Moncayo hails from Barcelona, which informs the foundation of his food. The Asian influences are from time spent cooking at Michelin-starred restaurants in Singapore. Moncayo believes there is a similarity between Catalan Spanish cuisine and Japanese cuisine which is about simplicity. He considers his food as a “cultural and culinary marriage.”
There are two paths a meal can take at Cranes. One is an omakase tasting, which puts your meal in the chef’s hands, while the other is to order tapas or à la carte. Either way, the adventure transports you to Spain and Japan, with the dominant influence shifting from dish to dish.
The omakase experience – with an emphasis on seasonal ingredients and artistic plating- is stunning from start to finish. My meal in June includes cherry gazpacho with queso manchego, Spanish mackerel stuffed with shiso, and split pea soup with torched guanciale, micro mint, aged balsamic, and peashoots.
The omakase menu also features smoked duck breast embellished by a ribbon of bok choy which is topped with slivers of mandarinquats for a citrusy jolt. A stream of pepper sauce and a flourish of pureed sunchokes complete the dish.
Crispy-skinned king salmon is glazed with a semi-sweet sauce and served with zucchini rice.
The stellar service, inventive food, and the simple pleasure of not having to belabor over what to order, has me flying high.
Of course there are times when it’s equally enjoyable to wing it at Cranes. A deep dive into the tapas and a la carte menu options reveals dishes with an array of Latin and Asian influences, often with a whimsical twist.
One example- tostada chips as an implement to scoop up creamy eggplant confit topped with fish roe and egg floss.
Another- bao buns as a clever envelope for braised short rib topped with umeboshi mayo and flying fish roe.
Is it even tapas if you don’t have patatas bravas?

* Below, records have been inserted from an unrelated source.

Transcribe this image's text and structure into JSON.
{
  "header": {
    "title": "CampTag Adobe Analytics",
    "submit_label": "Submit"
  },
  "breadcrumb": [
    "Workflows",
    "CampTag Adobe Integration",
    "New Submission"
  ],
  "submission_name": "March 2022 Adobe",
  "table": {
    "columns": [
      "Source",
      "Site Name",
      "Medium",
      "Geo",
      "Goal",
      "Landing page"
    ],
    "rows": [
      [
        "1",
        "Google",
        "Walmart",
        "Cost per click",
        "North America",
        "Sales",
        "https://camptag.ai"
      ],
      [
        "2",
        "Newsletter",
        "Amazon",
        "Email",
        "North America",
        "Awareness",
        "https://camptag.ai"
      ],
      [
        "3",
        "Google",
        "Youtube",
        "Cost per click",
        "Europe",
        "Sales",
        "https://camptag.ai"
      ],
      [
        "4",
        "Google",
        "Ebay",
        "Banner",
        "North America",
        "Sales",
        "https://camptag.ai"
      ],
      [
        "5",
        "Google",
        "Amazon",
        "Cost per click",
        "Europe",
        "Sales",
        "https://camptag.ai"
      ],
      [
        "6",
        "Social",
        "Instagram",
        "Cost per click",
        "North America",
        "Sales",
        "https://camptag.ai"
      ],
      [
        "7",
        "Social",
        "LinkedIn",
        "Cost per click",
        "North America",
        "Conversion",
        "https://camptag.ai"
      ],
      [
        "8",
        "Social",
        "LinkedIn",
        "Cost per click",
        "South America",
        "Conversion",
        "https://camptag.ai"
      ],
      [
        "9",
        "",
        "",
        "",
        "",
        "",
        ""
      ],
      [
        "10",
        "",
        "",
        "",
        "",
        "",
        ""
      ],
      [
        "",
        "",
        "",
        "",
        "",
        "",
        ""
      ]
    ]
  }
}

The potatoes are shaped into rectangles, fried, and accented with dollops of yuzo kosho ketchup and aioli. On one visit to Cranes, my party of four tears into an order and then one more, with absolutely no regrets.
Shrimp tempura is classically Japanese. Aioli, which makes an appearance on numerous dishes here, provides a Catalan accent.
One of my favorites is squid paired with chorizo, sake, rice noodles and puy lentils. At first, it seems an unlikely medley, but the result is a lively confluence of flavors and textures.
The ultimate Japanese/Spanish mashup is unagi paella with smoked eel, snap peas, fresh herbs, jalapeño aioli, and white ponzu sauce. The $33 dish is named one of “The 13 Best Under $35 Dishes D.C. Area Restaurants Served in 2021” by food editor Laura Hayes of Washington City Paper.
The tart and refreshing calamansi cheesecake with lemongrass citrus caviar, calamansi sherbet and pistachio streusel is elegant and immensely satisfying.
It’s notable that this Michelin-starred restaurant is not a break-the-bank experience. The six-course omakase is $98 per person. There is a happy hour menu with some great deals including the patatas bravas ($5), bao bun ($7), and shrimp tempura ($7).
Cranes are known to represent positive change and have been associated with the New Year in various cultures. As we launch into 2022, consider all the uplifting sentiments that cranes convey. And then… consider dining at Cranes.